I spent my first year of college at Eastern Mennonite University (EMU) where I first began to learn and understand the LGBTQ (lesbian, gay, bisexual, transgender, queer and questioning) community. I joined Safe Space and went to as many discussions and events as I could. I wanted to see what the big deal was, because coming from a fairly conservative background, LGBTQ topics were generally regarded as taboo. Despite that fact, I began to come to the conclusion that queer people were really just people, and this became evident the more I talked with those in the queer community.
When I transferred to Goshen, I noticed these purple shirts that people wore around campus that had the letters ‘LGBTQ’ on them. Although I was initially enthused about having the campaign on campus, I had decided to hide my enthusiasm until I fully understood what the shirts meant.
So I would get emails about when to wear the shirts, and I would wear one, but I would wear it under a sweatshirt or something of that sort. I think I was afraid of being simply categorized as just another activist waving a rainbow flag. Supporting this cause seemed to mean so much more to me than just activism. With my limited knowledge of the campaign, it was about supporting human beings and their ability to love other human beings. It was about supporting love. Who can say they are against love?

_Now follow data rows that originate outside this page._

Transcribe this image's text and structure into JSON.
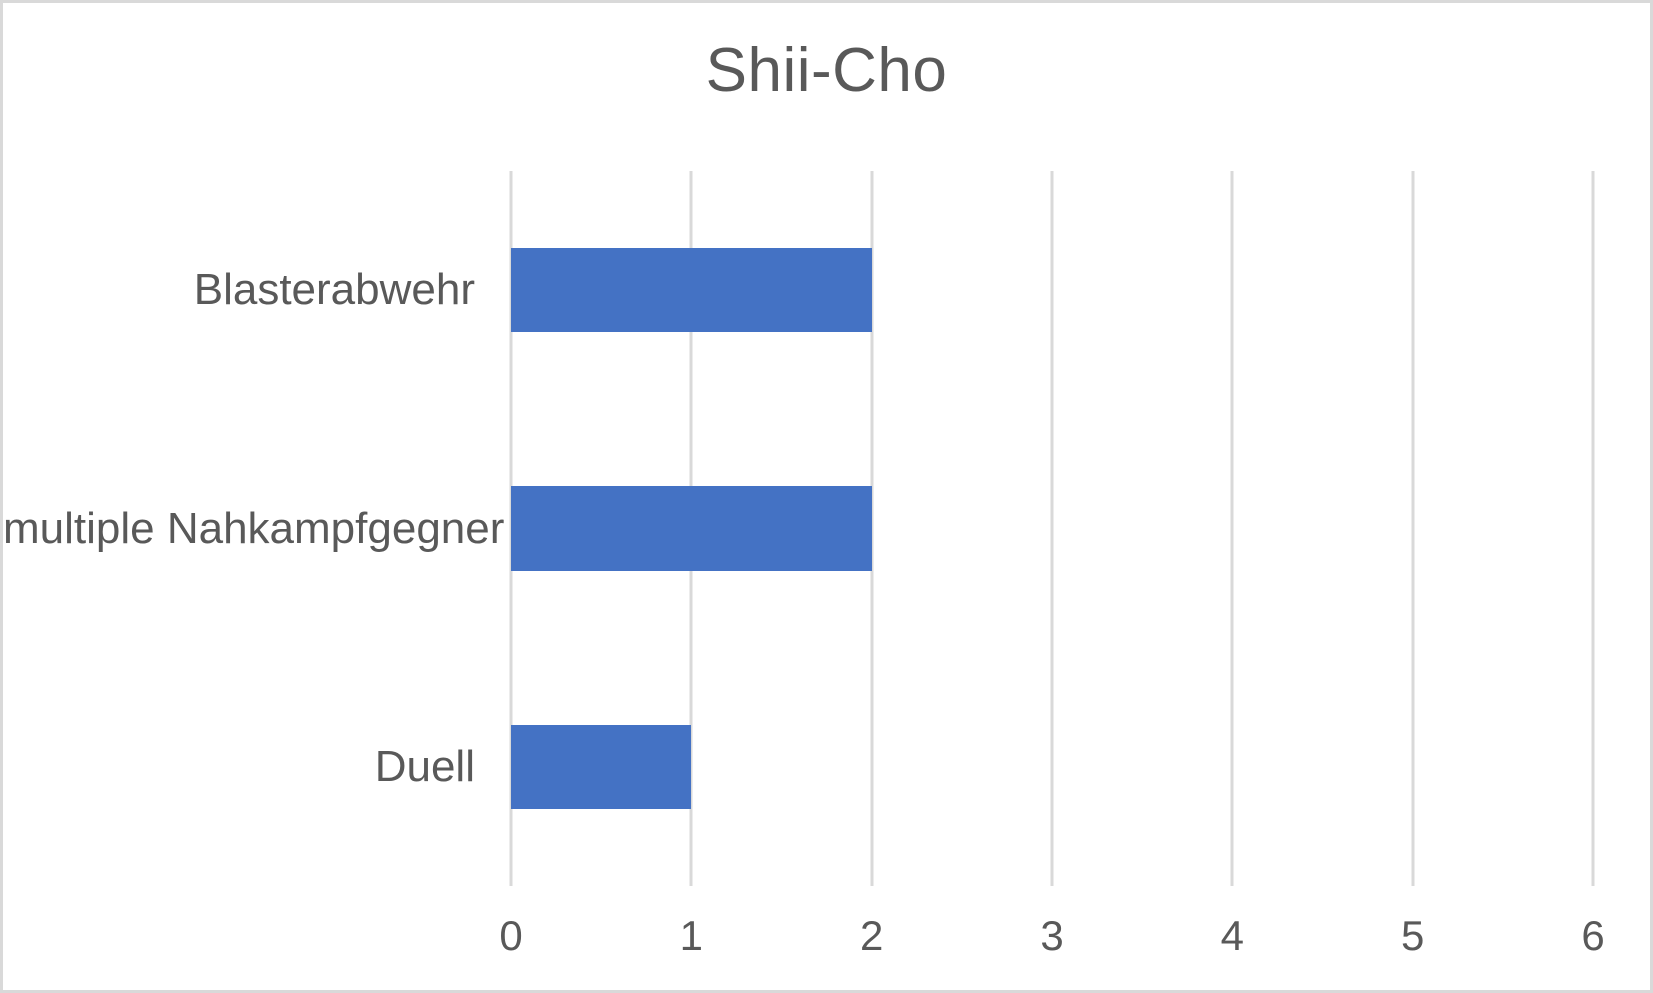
{
  "window": {
    "background_color": "#ffffff",
    "border_color": "#d9d9d9"
  },
  "chart_data": {
    "type": "bar",
    "orientation": "horizontal",
    "title": "Shii-Cho",
    "categories": [
      "Blasterabwehr",
      "multiple Nahkampfgegner",
      "Duell"
    ],
    "values": [
      2,
      2,
      1
    ],
    "series": [
      {
        "name": "Shii-Cho",
        "values": [
          2,
          2,
          1
        ]
      }
    ],
    "xlabel": "",
    "ylabel": "",
    "xlim": [
      0,
      6
    ],
    "x_ticks": [
      0,
      1,
      2,
      3,
      4,
      5,
      6
    ],
    "grid": "vertical-gridlines-on",
    "legend": "none",
    "bar_color": "#4472c4",
    "gridline_color": "#d9d9d9",
    "text_color": "#595959",
    "bar_height_pct": 11.8
  }
}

For those people who are still confused about GC Open Letter, the movement is a campaign on campus seeking to change the hiring policy that currently is not inclusive of LGBTQ individuals. When I understood what the campaign meant, I thought about my friend, Stefan who has been an openly gay man on campus for about one and half years. Stefan cannot come back to Goshen if he ever wanted to receive a job because he has been open about his sexual orientation to the college and the community. Anyone who knows Stefan knows that he loves Goshen, and not allowing Stefan to come back to Goshen is discrimination. This is true for anyone who has been open about their sexual orientation at Goshen.
I normally do not enjoy being in the spotlight. I like keeping my opinions and feelings private. However, when I think about all the wonderful people that Goshen is missing out on, I want my voice to be heard because this issue matters. This issue matters because it is about people being singled out for something that they cannot control. It matters because they are being told that they are not free to love whomever they want. It matters because we are still using the terms “us” and “them” when it should be a non-issue.
I’m not trying to devalue anyone for what they believe. If you think it’s a sin, that’s fine, but ultimately, there needs to more awareness of how our words and actions affect other people. That sometimes, without knowing it, our words can hurt. How can we talk about diversity and inclusion and not open our doors for absolutely everyone?